AdaSwitch: Adaptive Switching Generation for Knowledge Distillation
This addresses the challenge of achieving high performance in small language models for latency-constrained applications, though it is incremental as it builds on existing distillation methods.
The paper tackles the trade-offs in knowledge distillation for small language models by proposing AdaSwitch, which dynamically combines on-policy and off-policy generation at the token level, resulting in consistent accuracy improvements across three datasets with two teacher-student pairs.

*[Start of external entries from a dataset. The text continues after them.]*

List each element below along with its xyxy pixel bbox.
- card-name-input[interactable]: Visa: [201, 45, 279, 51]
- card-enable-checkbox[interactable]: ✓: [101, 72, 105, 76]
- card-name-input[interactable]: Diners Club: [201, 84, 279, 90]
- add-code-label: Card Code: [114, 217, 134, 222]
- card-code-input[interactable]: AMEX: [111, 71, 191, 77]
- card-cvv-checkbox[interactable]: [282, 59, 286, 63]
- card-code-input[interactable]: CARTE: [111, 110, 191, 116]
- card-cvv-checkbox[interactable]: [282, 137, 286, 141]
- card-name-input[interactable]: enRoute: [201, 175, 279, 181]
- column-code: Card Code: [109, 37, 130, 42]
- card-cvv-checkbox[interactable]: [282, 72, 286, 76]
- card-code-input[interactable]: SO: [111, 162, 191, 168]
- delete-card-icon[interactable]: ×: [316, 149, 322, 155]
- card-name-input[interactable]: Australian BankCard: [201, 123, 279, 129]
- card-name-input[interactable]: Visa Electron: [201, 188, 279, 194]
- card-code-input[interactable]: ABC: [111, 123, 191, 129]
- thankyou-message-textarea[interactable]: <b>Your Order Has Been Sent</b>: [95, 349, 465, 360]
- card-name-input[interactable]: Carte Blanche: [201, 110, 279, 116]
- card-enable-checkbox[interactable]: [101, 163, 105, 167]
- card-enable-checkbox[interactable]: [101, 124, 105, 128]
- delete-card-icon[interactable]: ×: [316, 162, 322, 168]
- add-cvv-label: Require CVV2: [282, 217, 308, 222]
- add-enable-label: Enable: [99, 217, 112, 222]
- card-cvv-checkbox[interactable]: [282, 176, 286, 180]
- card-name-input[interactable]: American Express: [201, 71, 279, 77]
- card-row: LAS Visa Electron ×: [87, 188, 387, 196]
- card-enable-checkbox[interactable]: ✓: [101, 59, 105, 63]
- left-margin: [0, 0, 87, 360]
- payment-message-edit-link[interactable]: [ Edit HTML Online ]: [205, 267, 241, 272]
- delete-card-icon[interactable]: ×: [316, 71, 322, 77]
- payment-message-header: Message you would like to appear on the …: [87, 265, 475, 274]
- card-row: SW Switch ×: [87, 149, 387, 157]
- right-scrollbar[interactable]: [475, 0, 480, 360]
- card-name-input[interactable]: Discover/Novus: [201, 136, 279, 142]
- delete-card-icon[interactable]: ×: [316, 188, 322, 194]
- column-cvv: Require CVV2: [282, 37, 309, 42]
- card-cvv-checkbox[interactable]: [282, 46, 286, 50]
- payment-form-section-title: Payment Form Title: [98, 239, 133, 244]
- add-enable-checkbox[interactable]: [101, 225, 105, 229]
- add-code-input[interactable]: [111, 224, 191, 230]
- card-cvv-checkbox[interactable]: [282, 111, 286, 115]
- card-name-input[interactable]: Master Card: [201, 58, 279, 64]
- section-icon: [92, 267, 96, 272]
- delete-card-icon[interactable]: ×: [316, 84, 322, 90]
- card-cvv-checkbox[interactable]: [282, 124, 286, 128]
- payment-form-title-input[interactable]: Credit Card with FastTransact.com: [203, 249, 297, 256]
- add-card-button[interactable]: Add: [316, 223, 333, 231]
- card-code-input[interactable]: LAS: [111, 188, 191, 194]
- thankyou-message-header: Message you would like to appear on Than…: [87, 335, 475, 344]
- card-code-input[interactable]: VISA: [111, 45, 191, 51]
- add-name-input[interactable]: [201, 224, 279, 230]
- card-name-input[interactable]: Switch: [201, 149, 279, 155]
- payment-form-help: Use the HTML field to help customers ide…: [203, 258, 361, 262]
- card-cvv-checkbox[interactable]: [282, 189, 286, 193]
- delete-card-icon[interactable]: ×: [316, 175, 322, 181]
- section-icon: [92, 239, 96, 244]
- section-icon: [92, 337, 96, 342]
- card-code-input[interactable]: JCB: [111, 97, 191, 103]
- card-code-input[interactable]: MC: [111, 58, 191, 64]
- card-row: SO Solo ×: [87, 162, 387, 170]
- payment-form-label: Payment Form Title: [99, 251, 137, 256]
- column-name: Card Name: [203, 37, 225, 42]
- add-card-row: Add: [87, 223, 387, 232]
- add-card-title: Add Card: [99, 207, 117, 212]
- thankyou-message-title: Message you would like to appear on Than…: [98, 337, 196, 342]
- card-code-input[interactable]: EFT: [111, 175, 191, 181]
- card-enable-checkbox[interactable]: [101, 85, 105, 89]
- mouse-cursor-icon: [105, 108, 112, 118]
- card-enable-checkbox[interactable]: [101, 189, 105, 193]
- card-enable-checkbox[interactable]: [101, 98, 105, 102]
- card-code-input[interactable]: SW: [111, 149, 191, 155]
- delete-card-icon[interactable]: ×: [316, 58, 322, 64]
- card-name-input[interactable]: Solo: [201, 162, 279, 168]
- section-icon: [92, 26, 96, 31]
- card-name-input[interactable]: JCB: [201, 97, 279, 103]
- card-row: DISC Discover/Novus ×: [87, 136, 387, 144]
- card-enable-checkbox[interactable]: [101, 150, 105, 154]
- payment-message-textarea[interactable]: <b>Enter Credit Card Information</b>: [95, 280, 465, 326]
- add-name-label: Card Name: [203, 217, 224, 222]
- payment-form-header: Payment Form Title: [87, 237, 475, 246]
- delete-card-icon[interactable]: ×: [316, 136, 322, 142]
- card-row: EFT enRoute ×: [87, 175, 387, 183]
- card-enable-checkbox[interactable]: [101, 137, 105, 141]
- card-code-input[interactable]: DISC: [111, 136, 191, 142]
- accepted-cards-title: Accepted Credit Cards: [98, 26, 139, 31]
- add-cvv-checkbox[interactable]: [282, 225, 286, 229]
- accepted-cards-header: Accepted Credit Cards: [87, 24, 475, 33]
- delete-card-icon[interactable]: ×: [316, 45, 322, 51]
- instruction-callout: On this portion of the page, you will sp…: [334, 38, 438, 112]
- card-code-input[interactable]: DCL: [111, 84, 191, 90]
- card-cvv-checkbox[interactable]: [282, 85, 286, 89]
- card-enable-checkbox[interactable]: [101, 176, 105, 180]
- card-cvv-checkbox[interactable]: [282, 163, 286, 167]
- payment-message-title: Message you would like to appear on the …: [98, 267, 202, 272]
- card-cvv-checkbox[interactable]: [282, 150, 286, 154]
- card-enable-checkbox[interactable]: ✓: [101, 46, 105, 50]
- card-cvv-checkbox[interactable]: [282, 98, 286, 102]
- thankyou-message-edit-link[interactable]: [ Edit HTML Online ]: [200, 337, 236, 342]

Small language models (SLMs) are crucial for applications with strict latency and computational constraints, yet achieving high performance remains challenging. Knowledge distillation (KD) can transfer capabilities from large teacher models, but existing methods involve trade-offs: off-policy distillation provides high-quality supervision but introduces a training-inference mismatch, while on-policy approaches maintain consistency but rely on low-quality student outputs. To address these issues, we propose AdaSwitch, a novel approach that dynamically combines on-policy and off-policy generation at the token level. AdaSwitch allows the student to first explore its own predictions and then selectively integrate teacher guidance based on real-time quality assessment. This approach simultaneously preserves consistency and maintains supervision quality. Experiments on three datasets with two teacher-student LLM pairs demonstrate that AdaSwitch consistently improves accuracy, offering a practical and effective method for distilling SLMs with acceptable additional overhead.